First post - please be gentle

Hi.  It's probably about time that I join the blogging world.  I have been teaching online college math for about four years.  I started out with pre-algebra, worked my way up the math hierarchy, and now mostly teach college algebra and statistics.

I teach for several for-profit colleges.  Sometimes "for-profit" has a poor reputation.  I am not involved in the recruiting, advising, and counseling end of education, and perhaps this poor reputation is not undeserved.  But as an analogy, I never like dealing with car salesmen, but I still drive a car.

The first question I asked during my first interview was how does an online school know its students are not cheating.  Unless there is some in-person proctoring by a certified third-party (which is possible - I have taken online courses as a student that did this), an online school can not know.  But plenty of cheating goes on in a brick and mortar school too, from paying someone to submit assignments and using cell phones or crib sheets during exams, so please don't be "holier than thou."
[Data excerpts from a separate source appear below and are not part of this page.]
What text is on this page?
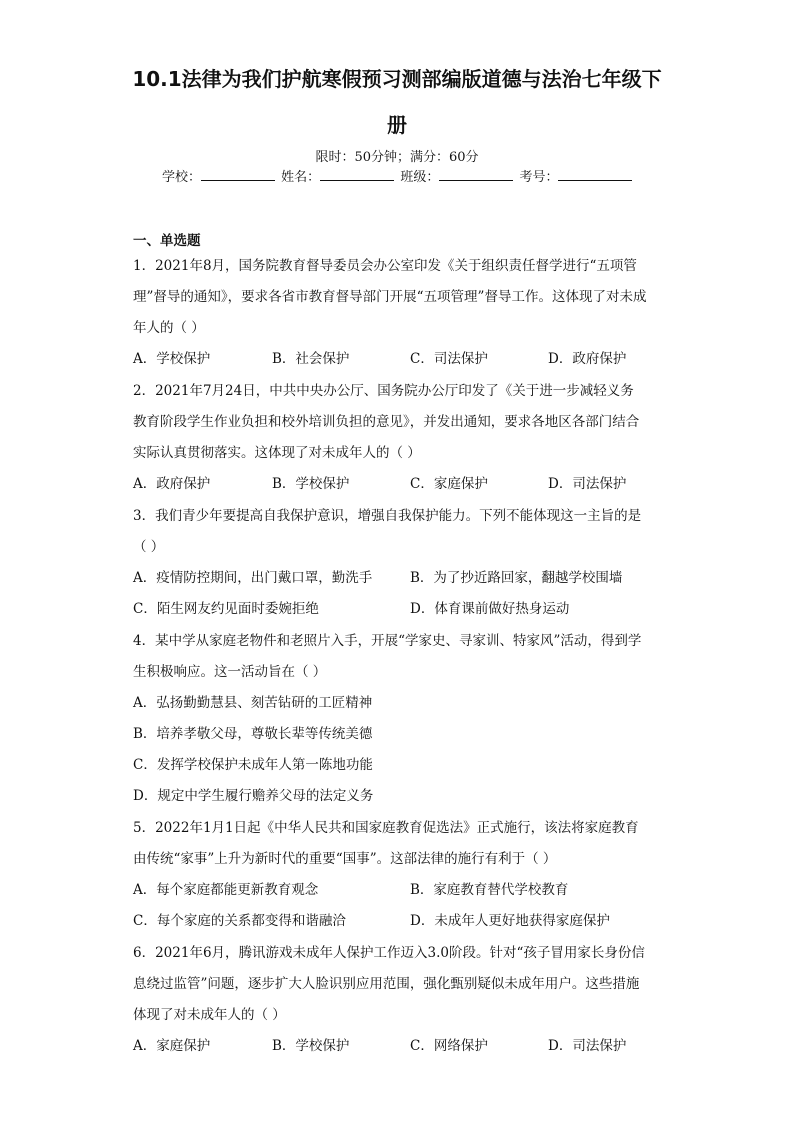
10.1法律为我们护航寒假预习测部编版道德与法治七年级下
册
限时：50分钟；满分：60分
学校：	姓名：	班级：	考号：
一、单选题
1．2021年8月，国务院教育督导委员会办公室印发《关于组织责任督学进行“五项管
理”督导的通知》，要求各省市教育督导部门开展“五项管理”督导工作。这体现了对未成
年人的（ ）
A．学校保护	B．社会保护	C．司法保护	D．政府保护
2．2021年7月24日，中共中央办公厅、国务院办公厅印发了《关于进一步减轻义务
教育阶段学生作业负担和校外培训负担的意见》，并发出通知，要求各地区各部门结合
实际认真贯彻落实。这体现了对未成年人的（ ）
A．政府保护	B．学校保护	C．家庭保护	D．司法保护
3．我们青少年要提高自我保护意识，增强自我保护能力。下列不能体现这一主旨的是
（ ）
A．疫情防控期间，出门戴口罩，勤洗手	B．为了抄近路回家，翻越学校围墙
C．陌生网友约见面时委婉拒绝	D．体育课前做好热身运动
4．某中学从家庭老物件和老照片入手，开展“学家史、寻家训、特家风”活动，得到学
生积极响应。这一活动旨在（ ）
A．弘扬勤勤慧县、刻苦钻研的工匠精神
B．培养孝敬父母，尊敬长辈等传统美德
C．发挥学校保护未成年人第一陈地功能
D．规定中学生履行赡养父母的法定义务
5．2022年1月1日起《中华人民共和国家庭教育促选法》正式施行，该法将家庭教育
由传统“家事”上升为新时代的重要“国事”。这部法律的施行有利于（ ）
A．每个家庭都能更新教育观念	B．家庭教育替代学校教育
C．每个家庭的关系都变得和谐融洽	D．未成年人更好地获得家庭保护
6．2021年6月，腾讯游戏未成年人保护工作迈入3.0阶段。针对“孩子冒用家长身份信
息绕过监管”问题，逐步扩大人脸识别应用范围，强化甄别疑似未成年用户。这些措施
体现了对未成年人的（ ）
A．家庭保护	B．学校保护	C．网络保护	D．司法保护
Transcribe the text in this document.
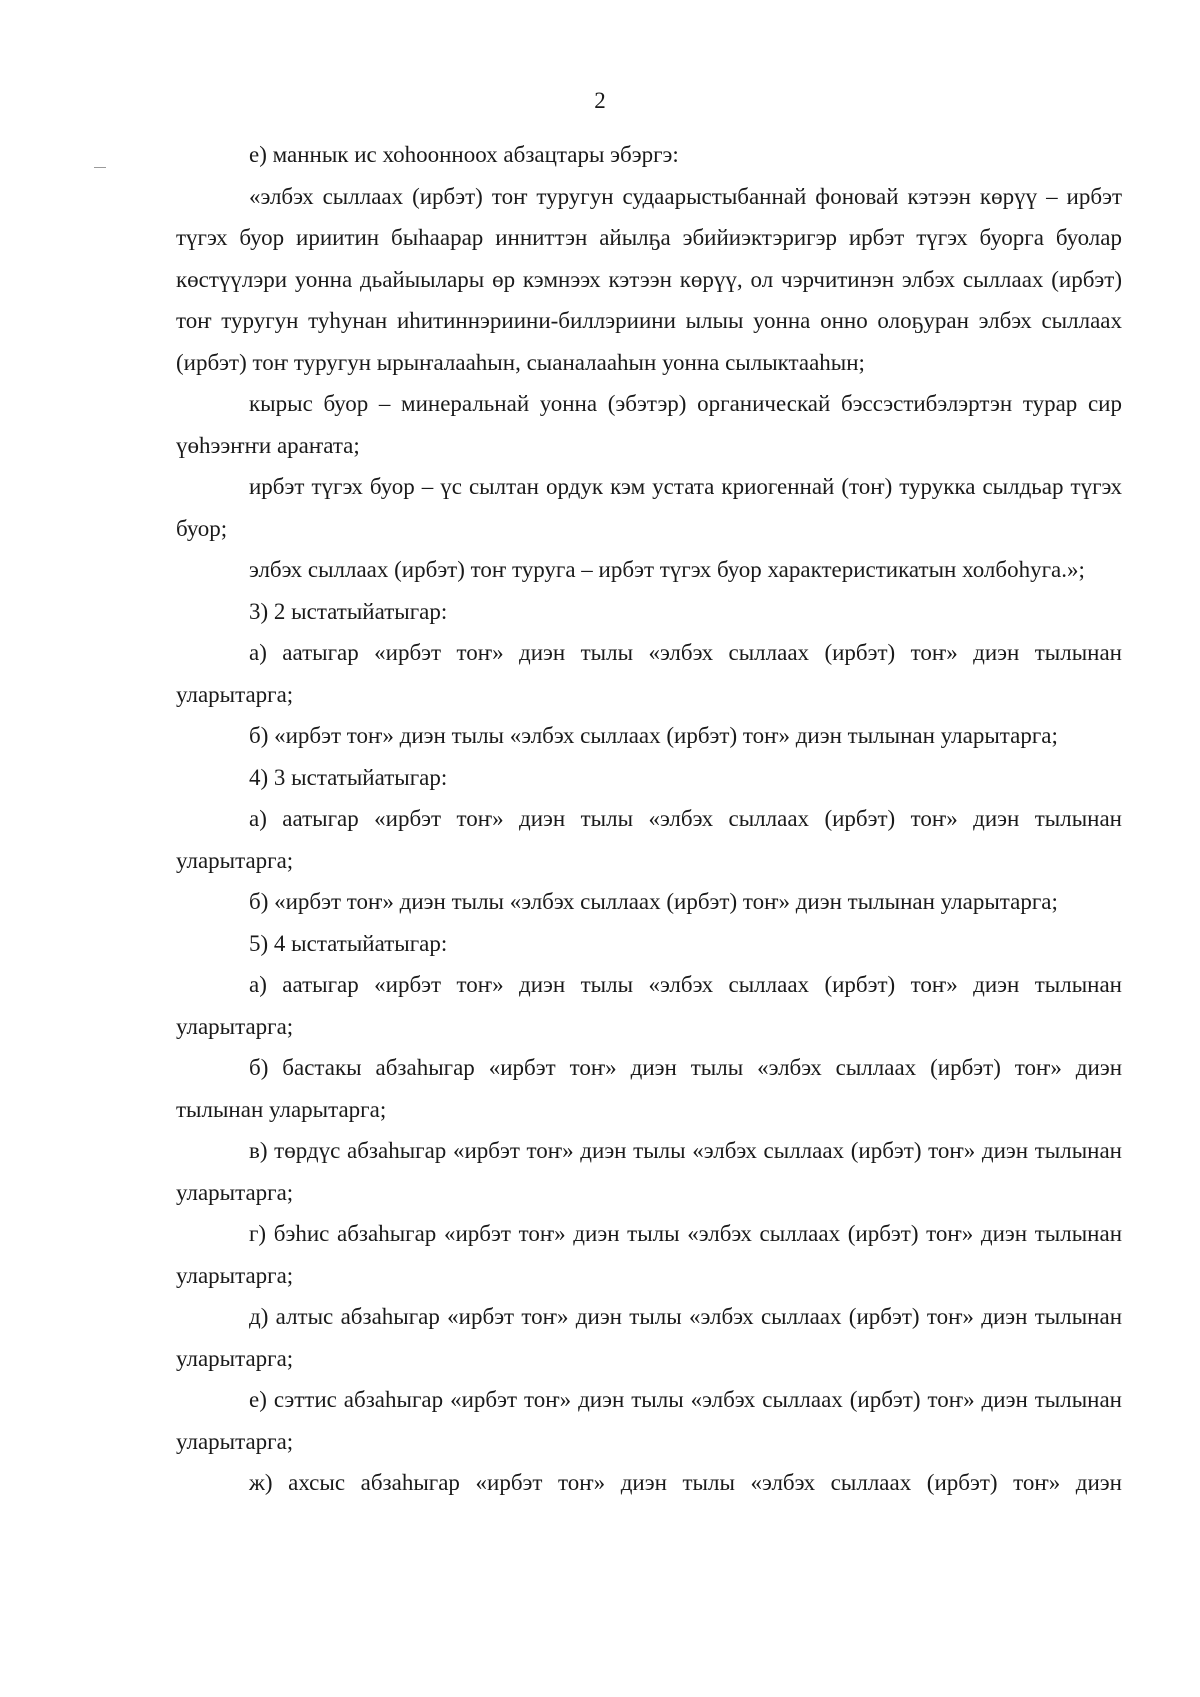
2

е) маннык ис хоhоонноох абзацтары эбэргэ:

«элбэх сыллаах (ирбэт) тоҥ туругун судаарыстыбаннай фоновай кэтээн көрүү – ирбэт түгэх буор ириитин быhаарар инниттэн айылҕа эбийиэктэригэр ирбэт түгэх буорга буолар көстүүлэри уонна дьайыылары өр кэмнээх кэтээн көрүү, ол чэрчитинэн элбэх сыллаах (ирбэт) тоҥ туругун туhунан иhитиннэриини-биллэриини ылыы уонна онно олоҕуран элбэх сыллаах (ирбэт) тоҥ туругун ырыҥалааhын, сыаналааhын уонна сылыктааhын;

кырыс буор – минеральнай уонна (эбэтэр) органическай бэссэстибэлэртэн турар сир үөhээҥҥи араҥата;

ирбэт түгэх буор – үс сылтан ордук кэм устата криогеннай (тоҥ) турукка сылдьар түгэх буор;

элбэх сыллаах (ирбэт) тоҥ туруга – ирбэт түгэх буор характеристикатын холбоhуга.»;

3) 2 ыстатыйатыгар:

а) аатыгар «ирбэт тоҥ» диэн тылы «элбэх сыллаах (ирбэт) тоҥ» диэн тылынан уларытарга;

б) «ирбэт тоҥ» диэн тылы «элбэх сыллаах (ирбэт) тоҥ» диэн тылынан уларытарга;

4) 3 ыстатыйатыгар:

а) аатыгар «ирбэт тоҥ» диэн тылы «элбэх сыллаах (ирбэт) тоҥ» диэн тылынан уларытарга;

б) «ирбэт тоҥ» диэн тылы «элбэх сыллаах (ирбэт) тоҥ» диэн тылынан уларытарга;

5) 4 ыстатыйатыгар:

а) аатыгар «ирбэт тоҥ» диэн тылы «элбэх сыллаах (ирбэт) тоҥ» диэн тылынан уларытарга;

б) бастакы абзаhыгар «ирбэт тоҥ» диэн тылы «элбэх сыллаах (ирбэт) тоҥ» диэн тылынан уларытарга;

в) төрдүс абзаhыгар «ирбэт тоҥ» диэн тылы «элбэх сыллаах (ирбэт) тоҥ» диэн тылынан уларытарга;

г) бэhис абзаhыгар «ирбэт тоҥ» диэн тылы «элбэх сыллаах (ирбэт) тоҥ» диэн тылынан уларытарга;

д) алтыс абзаhыгар «ирбэт тоҥ» диэн тылы «элбэх сыллаах (ирбэт) тоҥ» диэн тылынан уларытарга;

е) сэттис абзаhыгар «ирбэт тоҥ» диэн тылы «элбэх сыллаах (ирбэт) тоҥ» диэн тылынан уларытарга;

ж) ахсыс абзаhыгар «ирбэт тоҥ» диэн тылы «элбэх сыллаах (ирбэт) тоҥ» диэн
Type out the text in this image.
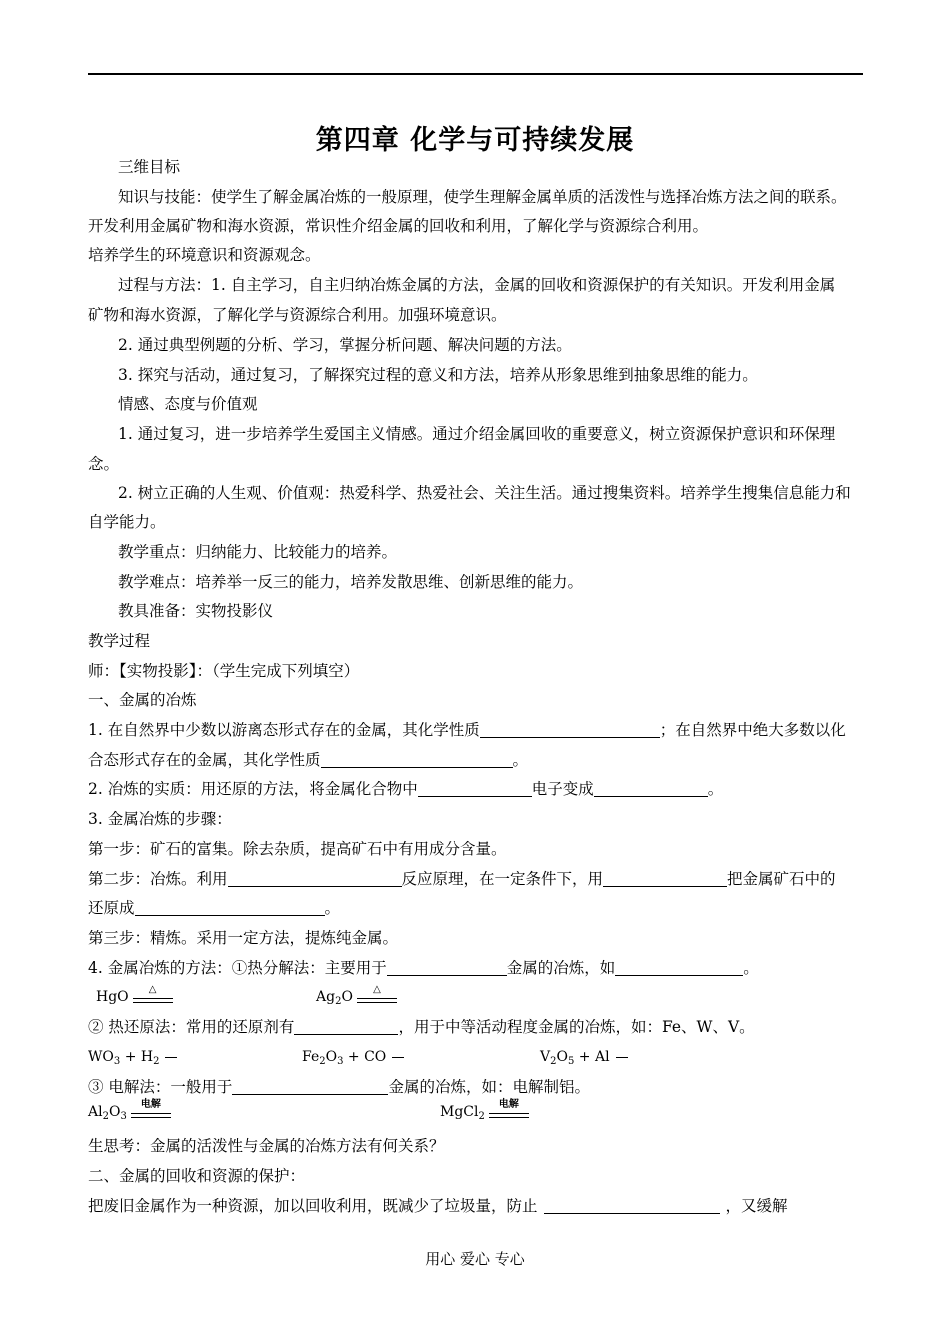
第四章 化学与可持续发展
三维目标
知识与技能：使学生了解金属冶炼的一般原理，使学生理解金属单质的活泼性与选择冶炼方法之间的联系。
开发利用金属矿物和海水资源，常识性介绍金属的回收和利用，了解化学与资源综合利用。
培养学生的环境意识和资源观念。
过程与方法：1. 自主学习，自主归纳冶炼金属的方法，金属的回收和资源保护的有关知识。开发利用金属
矿物和海水资源，了解化学与资源综合利用。加强环境意识。
2. 通过典型例题的分析、学习，掌握分析问题、解决问题的方法。
3. 探究与活动，通过复习，了解探究过程的意义和方法，培养从形象思维到抽象思维的能力。
情感、态度与价值观
1. 通过复习，进一步培养学生爱国主义情感。通过介绍金属回收的重要意义，树立资源保护意识和环保理
念。
2. 树立正确的人生观、价值观：热爱科学、热爱社会、关注生活。通过搜集资料。培养学生搜集信息能力和
自学能力。
教学重点：归纳能力、比较能力的培养。
教学难点：培养举一反三的能力，培养发散思维、创新思维的能力。
教具准备：实物投影仪
教学过程
师：【实物投影】：（学生完成下列填空）
一、金属的冶炼
1. 在自然界中少数以游离态形式存在的金属，其化学性质	；在自然界中绝大多数以化
合态形式存在的金属，其化学性质	。
2. 冶炼的实质：用还原的方法，将金属化合物中	电子变成	。
3. 金属冶炼的步骤：
第一步：矿石的富集。除去杂质，提高矿石中有用成分含量。
第二步：冶炼。利用	反应原理，在一定条件下，用	把金属矿石中的
还原成	。
第三步：精炼。采用一定方法，提炼纯金属。
4. 金属冶炼的方法：①热分解法：主要用于	金属的冶炼，如	。
HgO	△	$Ag_2O$	△
② 热还原法：常用的还原剂有	，用于中等活动程度金属的冶炼，如：Fe、W、V。
$WO_3 + H_2$	$Fe_2O_3$ + CO	$V_2O_5 + Al$
③ 电解法：一般用于	金属的冶炼，如：电解制铝。
$Al_2O_3$
电解	MgCl$_2$
电解
生思考：金属的活泼性与金属的冶炼方法有何关系？
二、金属的回收和资源的保护：
把废旧金属作为一种资源，加以回收利用，既减少了垃圾量，防止	，又缓解
用心 爱心 专心
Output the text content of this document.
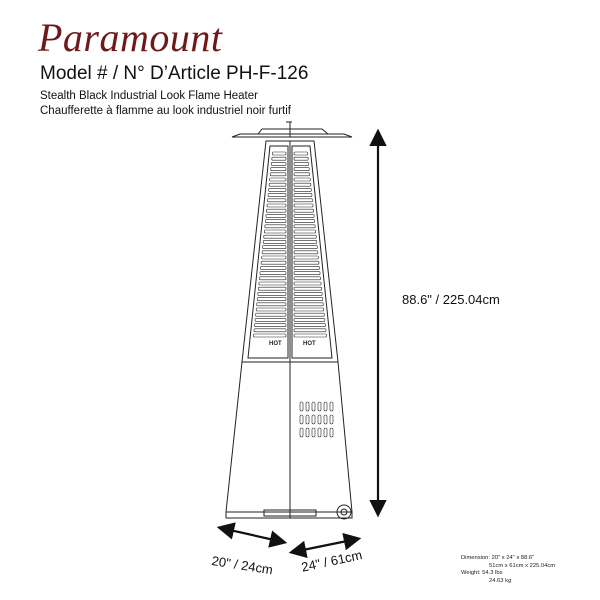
Paramount
Model # / N° D’Article PH-F-126
Stealth Black Industrial Look Flame Heater
Chaufferette à flamme au look industriel noir furtif
HOT	HOT
88.6" / 225.04cm
20" / 24cm 24" / 61cm	Dimension: 20" x 24" x 88.6"
51cm x 61cm x 225.04cm
Weight: 54.3 lbs
24.63 kg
I have two bases of comparison of my online courses at online schools versus the content of brick and mortar schools.  The first is that my son who attends a state university took a very similar statistics course to the one I teach.  Although my course is fewer weeks than his, my course seems to cover approximately the same topics.  Second, I recently took an online liberal arts course as a student at a different state university, and I was decidedly unimpressed with how little my professor was involved in the class, how infrequently she communicated with students, and how she apparently didn't read the students' posts at all because she never commented on some of mine which clearly exceeded that scope of the course.  So I have some confidence that my online students are not getting an inferior education.

I look forward to sharing some of my online math experiences, discussing math and teaching, and learning from this vast blogging community.


  1. Welcome to blogging, Jerry. You ask a really good question - how do we know how good the quality of online education is? Some of our traditional measures of the success of our programs may not be appropriate. Comparison with other programs is obviously one technique, another would be to track students after they leave an online course and see how successfully they integrate the knowledge learned from the course into their future lives.

  2. Welcome to blogging, Jerry. I'm looking forward to reading your blog. And I appreciate your vising my blog. That's a good way to get readers, by the way. Visit and comment on blogs and often those folks will return the favor. That's how I found your new blog. Congrats on getting started!!